# What is a good gift for a Catholic?



## Pergamum (May 20, 2012)

I wanted to buy a gift for a Catholic family. They share "conservative values" and homeschool and believe in large families and so want to meet us. Their kids, too, will probably read the book (they have teenagers).

I had thought of the Confessions of Saint Patrick as something for the kids. We talk often, so Luther's _Babylonian Captivity of the Church_ or something like that might be too confrontational right now, but I am looking for something that a Catholic can receive and be happy to read and be blessed by, but which also sets forth true doctrine and makes them thirsty to talk more.

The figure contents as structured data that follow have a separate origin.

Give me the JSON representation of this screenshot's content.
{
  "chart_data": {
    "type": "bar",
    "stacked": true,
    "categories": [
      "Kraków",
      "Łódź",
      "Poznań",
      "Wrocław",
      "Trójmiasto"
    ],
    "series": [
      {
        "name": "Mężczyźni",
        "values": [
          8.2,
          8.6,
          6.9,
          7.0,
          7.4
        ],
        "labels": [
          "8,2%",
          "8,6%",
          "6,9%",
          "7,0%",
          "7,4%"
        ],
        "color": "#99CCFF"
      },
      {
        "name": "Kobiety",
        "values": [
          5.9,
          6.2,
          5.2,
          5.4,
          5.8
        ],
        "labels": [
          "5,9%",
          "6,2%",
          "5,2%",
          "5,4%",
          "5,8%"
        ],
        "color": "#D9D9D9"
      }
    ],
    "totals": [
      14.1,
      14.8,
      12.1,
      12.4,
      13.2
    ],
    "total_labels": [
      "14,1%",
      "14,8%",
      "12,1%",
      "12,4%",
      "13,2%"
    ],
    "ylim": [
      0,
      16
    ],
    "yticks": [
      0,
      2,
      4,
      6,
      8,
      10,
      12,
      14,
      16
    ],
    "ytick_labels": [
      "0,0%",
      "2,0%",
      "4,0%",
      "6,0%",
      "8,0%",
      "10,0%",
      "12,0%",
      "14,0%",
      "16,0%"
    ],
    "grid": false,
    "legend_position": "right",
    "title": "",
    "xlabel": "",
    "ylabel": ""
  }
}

What about these suggestions:

-_Cur Deus Homo_ by Anselm

-_The Confessions of Saint Patric_k

-Augustine's _Confessions_


?


----------



## FedByRavens (May 20, 2012)

"Confessions" sounds like a good idea. Rex Warner's translation even has a recommendation on the front cover from a pope.


----------



## Curt (May 20, 2012)

Seconding the "Confessions."


----------



## Scott1 (May 20, 2012)

First,
How To Be Born Again - Billy Graham

Later,
http://www.ligonier.org/store/what-does-it-mean-to-be-born-again-paperback/


----------



## Jake (May 20, 2012)

Maybe a simple but powerful book to reflect on the doctrine of God that is rich in Scripture could be a good start. For example, Holiness of God by R. C. Sproul. Accessible to the whole family, touches specifically on Luther and what brought him to reformation in one chapter (The Insanity of Luther), but all in all just reflecting on an attribute of God as revealed in the Bible. Gospel heavy, but not anything blatantly against Catholicism, but still true to reformed doctrine. I am sure there are plenty of other good books, but that one comes to mind.


----------